Last week I started my series of posts about Bayes’ Rule and why it was the foundation of good business decision making . In the next few weeks I will hit on some fun applications but today wanted to build further the foundation for using effectively Bayes’ Rule by discussing continuous parameter values (or multiple existing data points). Again, I borrow heavily from easily the best work on Bayes’ Rule, James Stone’s book Bayes Rule: A Tutorial Introduction to Bayesian Analsysis. This application will be particularly relevant when using Bayes’ Theorem to make the best decisions in your green light process, corporate development, investing or anywhere there are multiple historical results to examine.
Multiple data points are referred to as “continuous variables.” The values of a continuous variable are like densely packed points on a line, where each point corresponds to the value of a real number. The main advantage of working with continuous values is that we can usually describe a probability distribution with an equation, and because an equation is defined in terms of a few key parameters, it is said to provide a parametric description of a probability distribution.
To make the above relevant to you, think of yourself as a VC. You are looking at a potential investment. You start by looking at how similar investments over the last two years performed; this return on investment represents the points on the line. The parameters could be the space the business occupied, management team and level of investment. Rather than potential investments, to keep the analysis simple I will use a coin flip as an example.
Suppose we have a vast wealth of experience in estimating coin biases (the likelihood a coin lands heads or tails with coins that are not fairly balanced), and that we have kept a record of the estimated bias of every coin we have ever encountered (again and for the rest of the post, borrowing heavily from Stone’s work). We can plot the frequency with which each bias occurs as a histogram. The histogram represents all the knowledge implicit in our previous experience of coin biases. It effectively provides a hint about the probable value of a coin’s bias (or a VC investment) before we have flipped that coin once. The width of the histogram cannot exceed 0.5 (representing a 50% bias or 50/50 chance). The width is also an indicator regarding our certainty of the prior knowledge of a coin’s bias. If the histogram were very narrow when we would be reasonably certain that any new coin we choose will have a bias closer to 0.5. Conversely, if the histogram were quite broad (but still centered on 0.5), then our best guess at a new coin’s bias would also still be 0.5, but we could be much less certain what its value will be close to 0.5. The binomial equation to represent this graph is p(⊝) = ⊝2 (1-⊝), with ⊝ as the continuous parameter; this is the prior probability density function.
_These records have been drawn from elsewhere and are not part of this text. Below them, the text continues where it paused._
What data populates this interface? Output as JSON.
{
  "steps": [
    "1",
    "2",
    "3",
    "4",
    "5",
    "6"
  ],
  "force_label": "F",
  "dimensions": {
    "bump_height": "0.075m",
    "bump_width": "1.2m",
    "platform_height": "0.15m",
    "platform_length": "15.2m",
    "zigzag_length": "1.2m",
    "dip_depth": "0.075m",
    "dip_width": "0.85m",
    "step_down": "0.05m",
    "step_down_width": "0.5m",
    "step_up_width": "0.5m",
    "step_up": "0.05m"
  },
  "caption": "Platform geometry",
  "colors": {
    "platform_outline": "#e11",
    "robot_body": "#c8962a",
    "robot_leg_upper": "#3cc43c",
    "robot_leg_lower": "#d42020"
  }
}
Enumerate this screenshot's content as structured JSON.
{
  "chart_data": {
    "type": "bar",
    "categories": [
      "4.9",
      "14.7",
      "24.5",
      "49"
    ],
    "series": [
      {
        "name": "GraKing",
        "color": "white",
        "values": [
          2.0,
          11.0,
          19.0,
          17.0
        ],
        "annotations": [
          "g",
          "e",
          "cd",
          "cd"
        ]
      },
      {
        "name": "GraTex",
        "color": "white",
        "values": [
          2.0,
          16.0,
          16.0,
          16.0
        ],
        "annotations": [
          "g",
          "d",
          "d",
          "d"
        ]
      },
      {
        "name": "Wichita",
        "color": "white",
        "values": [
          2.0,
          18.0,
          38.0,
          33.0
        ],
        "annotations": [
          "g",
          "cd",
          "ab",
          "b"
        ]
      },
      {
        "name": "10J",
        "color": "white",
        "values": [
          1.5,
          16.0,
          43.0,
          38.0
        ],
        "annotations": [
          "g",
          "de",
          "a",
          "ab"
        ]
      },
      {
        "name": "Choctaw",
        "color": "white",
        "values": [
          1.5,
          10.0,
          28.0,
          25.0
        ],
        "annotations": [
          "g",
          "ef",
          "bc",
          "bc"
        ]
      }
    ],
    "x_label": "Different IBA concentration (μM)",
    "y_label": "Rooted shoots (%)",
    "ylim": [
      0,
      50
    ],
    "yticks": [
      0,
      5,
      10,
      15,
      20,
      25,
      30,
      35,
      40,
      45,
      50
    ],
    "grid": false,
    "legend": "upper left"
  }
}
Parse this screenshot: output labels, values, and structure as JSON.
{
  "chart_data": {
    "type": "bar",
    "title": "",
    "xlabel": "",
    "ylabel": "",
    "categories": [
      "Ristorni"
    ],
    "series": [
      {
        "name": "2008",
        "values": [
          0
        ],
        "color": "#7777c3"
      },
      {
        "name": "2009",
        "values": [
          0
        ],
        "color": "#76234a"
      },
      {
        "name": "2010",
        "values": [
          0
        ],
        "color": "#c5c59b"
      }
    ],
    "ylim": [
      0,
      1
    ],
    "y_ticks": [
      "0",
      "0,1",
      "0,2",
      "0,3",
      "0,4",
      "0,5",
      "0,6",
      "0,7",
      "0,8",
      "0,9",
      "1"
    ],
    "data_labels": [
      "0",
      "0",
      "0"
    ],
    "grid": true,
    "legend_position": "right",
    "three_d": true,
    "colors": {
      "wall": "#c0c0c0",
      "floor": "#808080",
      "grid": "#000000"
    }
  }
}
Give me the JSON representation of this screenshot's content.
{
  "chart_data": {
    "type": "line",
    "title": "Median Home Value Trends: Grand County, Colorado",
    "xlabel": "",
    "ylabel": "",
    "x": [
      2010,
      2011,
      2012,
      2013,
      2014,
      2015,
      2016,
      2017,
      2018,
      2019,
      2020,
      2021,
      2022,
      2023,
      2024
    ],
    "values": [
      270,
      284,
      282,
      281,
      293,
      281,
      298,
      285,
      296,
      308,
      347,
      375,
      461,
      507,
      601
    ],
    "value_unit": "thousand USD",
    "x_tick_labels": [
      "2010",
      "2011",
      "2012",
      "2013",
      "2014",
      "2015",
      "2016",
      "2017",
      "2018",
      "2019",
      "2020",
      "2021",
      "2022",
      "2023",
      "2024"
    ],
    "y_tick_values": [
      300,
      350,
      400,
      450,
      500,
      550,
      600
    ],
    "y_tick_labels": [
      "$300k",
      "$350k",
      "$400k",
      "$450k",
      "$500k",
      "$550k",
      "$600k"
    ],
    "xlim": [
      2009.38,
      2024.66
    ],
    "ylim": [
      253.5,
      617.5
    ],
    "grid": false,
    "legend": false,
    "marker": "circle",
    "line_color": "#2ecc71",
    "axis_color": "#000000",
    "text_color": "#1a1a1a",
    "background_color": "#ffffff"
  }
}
The posterior and a rational basis for bias
Using Bayes’ Rule, if you combine this function with the likelihood the event will occur (for the math person, p(x|⊝) = ⊝7 (1 – ⊝)3), you can choose the best value for the continuous parameter, ⊝. Using Bayes, you would derive an equation p(⊝|x) = ⊝9 (1-⊝)5.
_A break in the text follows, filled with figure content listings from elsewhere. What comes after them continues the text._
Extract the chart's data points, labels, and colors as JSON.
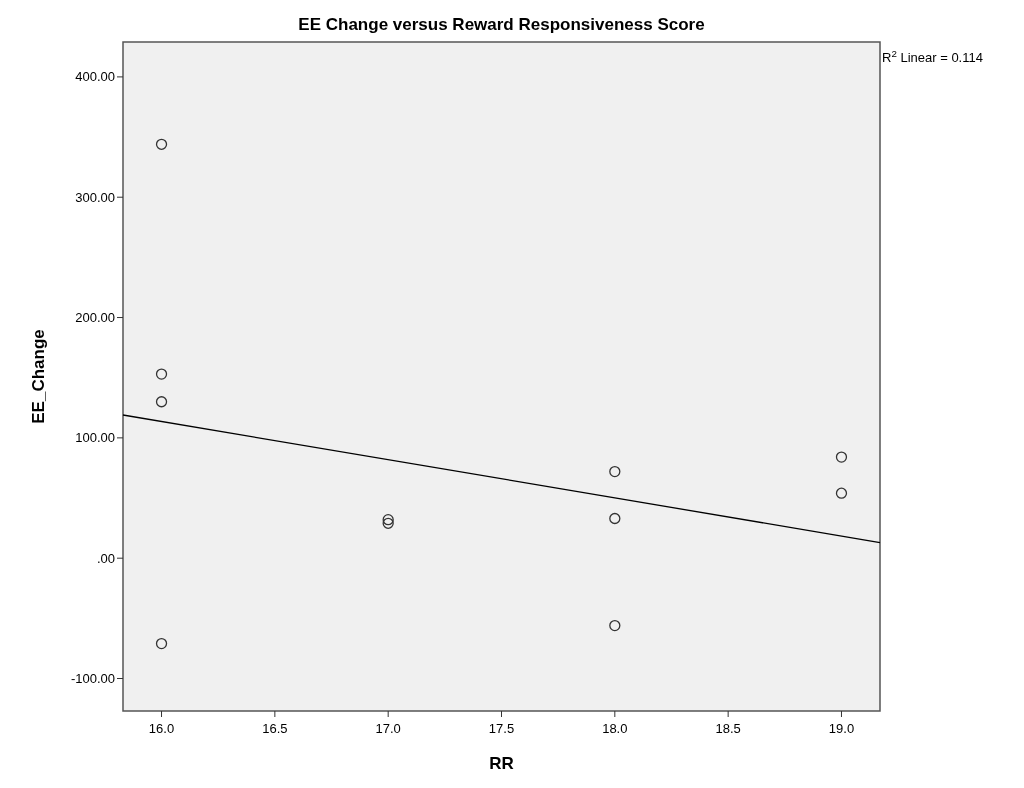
{
  "chart_data": {
    "type": "scatter",
    "title": "EE Change versus Reward Responsiveness Score",
    "xlabel": "RR",
    "ylabel": "EE_Change",
    "annotations": [
      "R$^{2}$ Linear = 0.114"
    ],
    "x": [
      16,
      16,
      16,
      16,
      17,
      17,
      18,
      18,
      18,
      19,
      19
    ],
    "series": [
      {
        "color": "#333333",
        "marker": "circle",
        "values": [
          344,
          153,
          130,
          -71,
          32,
          29,
          72,
          33,
          -56,
          84,
          54
        ]
      },
      {
        "type": "line",
        "color": "#000000",
        "x": [
          15.83,
          19.17
        ],
        "values": [
          119,
          13
        ],
        "marker": "none"
      }
    ],
    "xlim": [
      15.83,
      19.17
    ],
    "ylim": [
      -127,
      429
    ],
    "xticks": [
      {
        "value": 16,
        "label": "16.0"
      },
      {
        "value": 16.5,
        "label": "16.5"
      },
      {
        "value": 17,
        "label": "17.0"
      },
      {
        "value": 17.5,
        "label": "17.5"
      },
      {
        "value": 18,
        "label": "18.0"
      },
      {
        "value": 18.5,
        "label": "18.5"
      },
      {
        "value": 19,
        "label": "19.0"
      }
    ],
    "yticks": [
      {
        "value": -100,
        "label": "-100.00"
      },
      {
        "value": 0,
        "label": ".00"
      },
      {
        "value": 100,
        "label": "100.00"
      },
      {
        "value": 200,
        "label": "200.00"
      },
      {
        "value": 300,
        "label": "300.00"
      },
      {
        "value": 400,
        "label": "400.00"
      }
    ],
    "grid": false
  }
}
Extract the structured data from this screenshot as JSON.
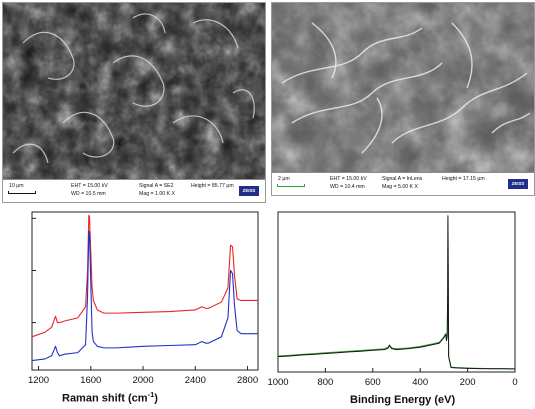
{
  "sem_left": {
    "scale_label": "10 µm",
    "eht": "EHT = 15.00 kV",
    "wd": "WD = 10.5 mm",
    "signal": "Signal A = SE2",
    "mag": "Mag =  1.00 K X",
    "height": "Height = 85.77 µm",
    "logo": "ZEISS"
  },
  "sem_right": {
    "scale_label": "2 µm",
    "eht": "EHT = 15.00 kV",
    "wd": "WD = 10.4 mm",
    "signal": "Signal A = InLens",
    "mag": "Mag =  5.00 K X",
    "height": "Height = 17.15 µm",
    "logo": "ZEISS"
  },
  "raman": {
    "xlabel_text": "Raman shift (cm",
    "xlabel_sup": "-1",
    "xlabel_close": ")"
  },
  "xps": {
    "xlabel": "Binding Energy (eV)"
  },
  "chart_data": [
    {
      "type": "line",
      "xlabel": "Raman shift (cm-1)",
      "ylabel": "",
      "xlim": [
        1150,
        2880
      ],
      "ylim": [
        0,
        100
      ],
      "xticks": [
        1200,
        1600,
        2000,
        2400,
        2800
      ],
      "colors": {
        "series_1": "#e8262a",
        "series_2": "#2330c8"
      },
      "series": [
        {
          "x": [
            1150,
            1250,
            1300,
            1330,
            1345,
            1360,
            1400,
            1500,
            1560,
            1575,
            1585,
            1590,
            1600,
            1610,
            1620,
            1650,
            1700,
            1800,
            2000,
            2200,
            2400,
            2450,
            2480,
            2500,
            2600,
            2650,
            2670,
            2685,
            2700,
            2720,
            2750,
            2800,
            2880
          ],
          "y": [
            21,
            24,
            27,
            34,
            30,
            30,
            31,
            33,
            40,
            62,
            98,
            97,
            75,
            52,
            44,
            38,
            36,
            36,
            36.5,
            37,
            38,
            40,
            39,
            39,
            43,
            52,
            79,
            78,
            60,
            45,
            44,
            44,
            44
          ]
        },
        {
          "x": [
            1150,
            1250,
            1300,
            1330,
            1345,
            1360,
            1400,
            1500,
            1560,
            1575,
            1585,
            1590,
            1600,
            1610,
            1620,
            1650,
            1700,
            1800,
            2000,
            2200,
            2400,
            2450,
            2480,
            2500,
            2600,
            2650,
            2670,
            2685,
            2700,
            2720,
            2750,
            2800,
            2880
          ],
          "y": [
            6,
            7,
            9,
            15,
            11,
            9,
            10,
            11,
            16,
            46,
            88,
            87,
            55,
            24,
            18,
            15,
            14,
            14,
            15,
            15.5,
            16,
            18,
            17,
            17,
            21,
            33,
            63,
            61,
            41,
            25,
            23,
            23,
            23
          ]
        }
      ]
    },
    {
      "type": "line",
      "xlabel": "Binding Energy (eV)",
      "ylabel": "",
      "xlim": [
        1000,
        0
      ],
      "ylim": [
        0,
        100
      ],
      "xticks": [
        1000,
        800,
        600,
        400,
        200,
        0
      ],
      "colors": {
        "series_1": "#2da52d",
        "series_2": "#1a1a1a"
      },
      "series": [
        {
          "x": [
            1000,
            950,
            900,
            850,
            800,
            750,
            700,
            650,
            600,
            550,
            535,
            530,
            520,
            500,
            450,
            400,
            350,
            320,
            300,
            292,
            289,
            286,
            284,
            283,
            282,
            280,
            270,
            250,
            200,
            150,
            100,
            50,
            0
          ],
          "y": [
            10,
            10.5,
            11,
            11.5,
            12,
            12.5,
            13,
            13.5,
            14,
            14.5,
            15.5,
            17,
            15,
            14.5,
            15,
            16,
            17.5,
            18.5,
            22,
            24,
            20,
            23,
            50,
            98,
            70,
            10,
            3,
            2.8,
            2.5,
            2.3,
            2.1,
            2.1,
            2.0
          ]
        },
        {
          "x": [
            1000,
            950,
            900,
            850,
            800,
            750,
            700,
            650,
            600,
            550,
            535,
            530,
            520,
            500,
            450,
            400,
            350,
            320,
            300,
            292,
            289,
            286,
            284,
            283,
            282,
            280,
            270,
            250,
            200,
            150,
            100,
            50,
            0
          ],
          "y": [
            9.6,
            10,
            10.6,
            11,
            11.6,
            12,
            12.6,
            13,
            13.6,
            14,
            15,
            16.5,
            14.6,
            14,
            14.6,
            15.5,
            17,
            18,
            21.5,
            23.5,
            19.6,
            22.5,
            49,
            97,
            69,
            9.6,
            2.8,
            2.6,
            2.3,
            2.1,
            2.0,
            2.0,
            1.9
          ]
        }
      ]
    }
  ]
}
For a coin that lands heads with probability ⊝true, we use the observed proportion of x of heads to estimate ⊝true. But all measurement devices are imperfect, so the measured estimate x of the true proportion of heads x true is noisy. There are at least two sources of uncertainty: uncertainty in the measured value x, and uncertainty in the relation between x and the parameter ⊝.
These sources of uncertainty translate to a corresponding uncertainty in the value of ⊝, which defines a likelihood function p(x|⊝). However, if we know the underlying (or prior) distribution p (⊝) the value of ⊝ in the world then we can use this as a guide to reduce uncertainty in ⊝. In essence this is what Bayes’ Theorem does. Bayes’ Theorem tells us how to adjust estimated value. Bayes’ Rule provides a rational basis for imposing a particular choice of value (the prior, which may appear biased) on estimated parameter values, to arrive at a value that represents our estimate of the most probable state of the real world.
The uniform prior
If there is no previous experience of an unknown parameter like coin bias, and therefore no reason to prefer any particular coin bias values other, there are two options:
- First, you could simply rely on the observed data (coin flip outcomes) in the form of a likelihood function, which implicitly acknowledge the lack of knowledge or previous experience of the value of a parameter.
- Second, you could make your lack of knowledge explicit in the form of a particular prior probability density function. Since you do not know how much weight to assign to each likelihood value, it is appropriate to weigh them all equally.
Either option has the same outcome.
I have discussed how the combined set of outcomes can be used to infer coin bias. Just as new evidence may arrive in a court, a new game may hit the market, so each coin flip provides additional evidence regarding the coin bias. Rather than waiting until all outcomes have been observed, you can use the posterior distribution from all outcomes up until the last coin flip as a prior distribution for interpreting the next flip outcome.
If successive outcomes are mutually independent, so that the outcome of the second flip does not depend on the outcome of the first flip then this mutual independence guarantees that the posterior distribution is identical whether it is computed using all of the data simultaneously or sequentially.
In the next weeks, I will be giving everyone a quiz; just kidding. Now that we have gone over the underlying math, I will explore different applications of Bayes’ Rule to key strategic and tactical business decisions.